Author: Tan Twan Eng, 2011.
Genre: Period Fiction. Asian Literature. War.
Other Details: Hardback. 350 pages. Unabridged audiobook. Length: 15 hrs, 36 mins. Read by Anna Bentinck.
"On a mountain above the clouds once lived a man who had been the gardener of the Emperor of Japan."
This opening line immediately draws the reader into a novel that combines a powerful tale of the Japanese occupation of Malaya and its aftermath with Zen and Taoist philosophy and their applications.
Its narrator is Supreme Court Judge Teoh Yun Ling, who after retiring from her position in Kuala Lumpur has returned to the Cameron Highlands. While there she begins to contemplate her relationship with Nakamura Aritomo, former gardener to the Emperor Hirohito.
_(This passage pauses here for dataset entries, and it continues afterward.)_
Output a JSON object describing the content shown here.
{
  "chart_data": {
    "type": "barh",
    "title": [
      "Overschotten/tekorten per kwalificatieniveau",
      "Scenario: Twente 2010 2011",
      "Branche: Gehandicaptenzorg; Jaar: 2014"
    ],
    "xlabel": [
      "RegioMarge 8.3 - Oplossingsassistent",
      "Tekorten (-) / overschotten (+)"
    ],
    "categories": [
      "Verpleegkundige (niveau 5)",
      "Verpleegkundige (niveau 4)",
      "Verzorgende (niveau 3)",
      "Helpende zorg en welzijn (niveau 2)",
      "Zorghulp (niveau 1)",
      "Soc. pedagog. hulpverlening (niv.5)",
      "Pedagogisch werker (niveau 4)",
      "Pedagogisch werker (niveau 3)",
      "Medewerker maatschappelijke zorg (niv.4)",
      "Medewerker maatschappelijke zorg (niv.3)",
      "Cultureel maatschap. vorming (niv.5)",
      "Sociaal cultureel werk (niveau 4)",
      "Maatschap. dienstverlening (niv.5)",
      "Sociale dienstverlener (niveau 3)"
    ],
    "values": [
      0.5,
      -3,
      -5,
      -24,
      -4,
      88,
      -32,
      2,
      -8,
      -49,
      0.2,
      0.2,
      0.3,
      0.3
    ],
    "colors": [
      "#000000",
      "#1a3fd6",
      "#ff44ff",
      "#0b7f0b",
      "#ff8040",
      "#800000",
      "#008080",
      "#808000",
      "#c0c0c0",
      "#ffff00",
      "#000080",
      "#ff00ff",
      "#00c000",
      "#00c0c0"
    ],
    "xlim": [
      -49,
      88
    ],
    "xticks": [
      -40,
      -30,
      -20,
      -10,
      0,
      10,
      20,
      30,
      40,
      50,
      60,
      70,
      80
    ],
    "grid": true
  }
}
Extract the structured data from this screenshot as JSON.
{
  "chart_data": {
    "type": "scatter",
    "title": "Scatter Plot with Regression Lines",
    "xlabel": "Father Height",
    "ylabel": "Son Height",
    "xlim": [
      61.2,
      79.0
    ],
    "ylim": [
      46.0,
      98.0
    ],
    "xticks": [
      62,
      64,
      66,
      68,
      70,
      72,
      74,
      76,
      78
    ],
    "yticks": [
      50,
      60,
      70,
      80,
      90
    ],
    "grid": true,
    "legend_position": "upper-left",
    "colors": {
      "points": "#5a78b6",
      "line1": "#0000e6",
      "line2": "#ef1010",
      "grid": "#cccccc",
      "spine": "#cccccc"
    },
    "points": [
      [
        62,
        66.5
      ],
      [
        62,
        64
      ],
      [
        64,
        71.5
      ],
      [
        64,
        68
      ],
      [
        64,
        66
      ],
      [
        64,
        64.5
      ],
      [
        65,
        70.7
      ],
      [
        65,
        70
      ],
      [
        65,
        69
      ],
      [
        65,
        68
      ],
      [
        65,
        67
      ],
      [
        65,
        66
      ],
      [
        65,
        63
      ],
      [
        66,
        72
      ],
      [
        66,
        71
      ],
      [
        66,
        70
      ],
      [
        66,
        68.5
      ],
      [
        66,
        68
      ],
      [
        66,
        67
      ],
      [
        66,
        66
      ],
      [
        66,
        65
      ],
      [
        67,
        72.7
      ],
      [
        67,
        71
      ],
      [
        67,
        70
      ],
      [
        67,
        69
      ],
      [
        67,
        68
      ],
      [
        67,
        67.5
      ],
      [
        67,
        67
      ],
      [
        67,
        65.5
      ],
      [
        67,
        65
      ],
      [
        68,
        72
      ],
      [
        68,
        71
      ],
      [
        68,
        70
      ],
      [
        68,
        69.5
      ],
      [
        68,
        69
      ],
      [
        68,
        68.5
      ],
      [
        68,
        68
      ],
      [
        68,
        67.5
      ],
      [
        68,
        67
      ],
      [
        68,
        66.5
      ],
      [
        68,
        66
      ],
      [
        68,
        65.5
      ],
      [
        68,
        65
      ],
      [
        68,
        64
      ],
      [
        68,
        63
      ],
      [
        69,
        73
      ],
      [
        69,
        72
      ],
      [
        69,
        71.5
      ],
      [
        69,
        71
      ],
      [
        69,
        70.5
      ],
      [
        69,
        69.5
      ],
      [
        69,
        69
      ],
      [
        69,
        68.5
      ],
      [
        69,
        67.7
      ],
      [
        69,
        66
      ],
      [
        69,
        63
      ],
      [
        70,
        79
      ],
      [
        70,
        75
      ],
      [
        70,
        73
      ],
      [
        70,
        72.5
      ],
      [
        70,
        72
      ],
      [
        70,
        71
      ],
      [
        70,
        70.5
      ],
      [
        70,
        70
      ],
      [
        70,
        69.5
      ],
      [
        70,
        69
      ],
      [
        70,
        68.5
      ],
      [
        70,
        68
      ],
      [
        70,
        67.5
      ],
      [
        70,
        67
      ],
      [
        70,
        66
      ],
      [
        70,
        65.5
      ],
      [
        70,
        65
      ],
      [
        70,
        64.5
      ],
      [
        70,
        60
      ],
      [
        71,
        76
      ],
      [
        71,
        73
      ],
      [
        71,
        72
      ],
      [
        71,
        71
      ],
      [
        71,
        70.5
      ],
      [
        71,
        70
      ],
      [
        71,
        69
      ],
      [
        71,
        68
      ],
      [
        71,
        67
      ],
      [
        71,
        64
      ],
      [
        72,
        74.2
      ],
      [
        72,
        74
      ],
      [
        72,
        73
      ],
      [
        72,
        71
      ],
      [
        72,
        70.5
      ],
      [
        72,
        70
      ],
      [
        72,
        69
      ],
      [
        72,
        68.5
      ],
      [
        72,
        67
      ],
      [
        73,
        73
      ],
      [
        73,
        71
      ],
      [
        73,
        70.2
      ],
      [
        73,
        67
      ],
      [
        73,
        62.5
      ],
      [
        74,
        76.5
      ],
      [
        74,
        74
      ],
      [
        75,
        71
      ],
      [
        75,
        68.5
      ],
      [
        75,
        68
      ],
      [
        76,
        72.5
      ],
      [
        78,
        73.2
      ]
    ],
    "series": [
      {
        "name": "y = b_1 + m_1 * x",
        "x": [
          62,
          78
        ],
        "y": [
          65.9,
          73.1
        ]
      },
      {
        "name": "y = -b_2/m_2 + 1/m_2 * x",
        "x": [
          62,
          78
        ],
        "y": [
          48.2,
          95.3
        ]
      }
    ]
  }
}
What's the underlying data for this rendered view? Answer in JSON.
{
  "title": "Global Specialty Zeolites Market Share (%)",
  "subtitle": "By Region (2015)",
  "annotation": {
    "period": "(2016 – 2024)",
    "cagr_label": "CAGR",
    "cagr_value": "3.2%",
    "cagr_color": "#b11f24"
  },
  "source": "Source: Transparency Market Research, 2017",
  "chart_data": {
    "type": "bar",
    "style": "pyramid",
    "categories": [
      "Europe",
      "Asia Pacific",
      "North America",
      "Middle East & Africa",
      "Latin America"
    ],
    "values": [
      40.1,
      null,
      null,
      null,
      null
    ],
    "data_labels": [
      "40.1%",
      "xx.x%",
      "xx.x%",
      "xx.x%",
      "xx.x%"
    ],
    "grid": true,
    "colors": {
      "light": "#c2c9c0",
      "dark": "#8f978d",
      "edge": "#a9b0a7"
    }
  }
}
In self-imposed exile he had created Yugiri, a "garden of evening mists". When Yun Ling moved to the area in 1949 after assisting in prosecuting Japanese war criminals, she had approached Aritomo to design a garden in memory of her sister, who had died in the Japanese labour camp from which she was the only survivor. At first he refuses but later offers to take Yun Ling as his apprentice so she might design the memorial garden herself. Given her hatred of the Japanese she is at first reluctant but agrees to this arrangement. Through Yun Ling's memory we learn not only how this relationship unfolded but about the circumstances of her imprisonment and the physical and emotional scars she bears.
I found myself swept up into the world described within this exquisite novel. The language was haunting and lyrical and its story compelling. I read this as part of the Man Booker Prize Shadow Group and while Hilary Mantel's Bring Up the Bodies was my favourite, this novel came a close second place in terms of strong characterisation, powerful story-telling and evoking a wonderful sense of place. A few readers in the group were disturbed by certain scenes set during the war, yet I felt these, while undoubtedly brutal, were essential to understanding Yun Ling's story. Themes of memory and forgetting run through the novel, physically represented by statues of the Greek goddess Mnemosyne and her unnamed, forgotten sister.
Audio coverThe novel provided a great deal of information about the philosophy and practice of gardening in China and Japan as well as about the history of Malaya during the 20th century. I found I related to its narrator given the ambivalence I often feel between an appreciation of Chinese and Japanese art and culture contrasted with human rights violations and the cruelty and exploitation of wildlife and the environment that seems endemic in those cultures.
Aside from reading the print version, I also listened to its audio edition. Even with this double experience, it is a novel I would hope to re-read and plan on suggesting it as a reading group selection for 2013.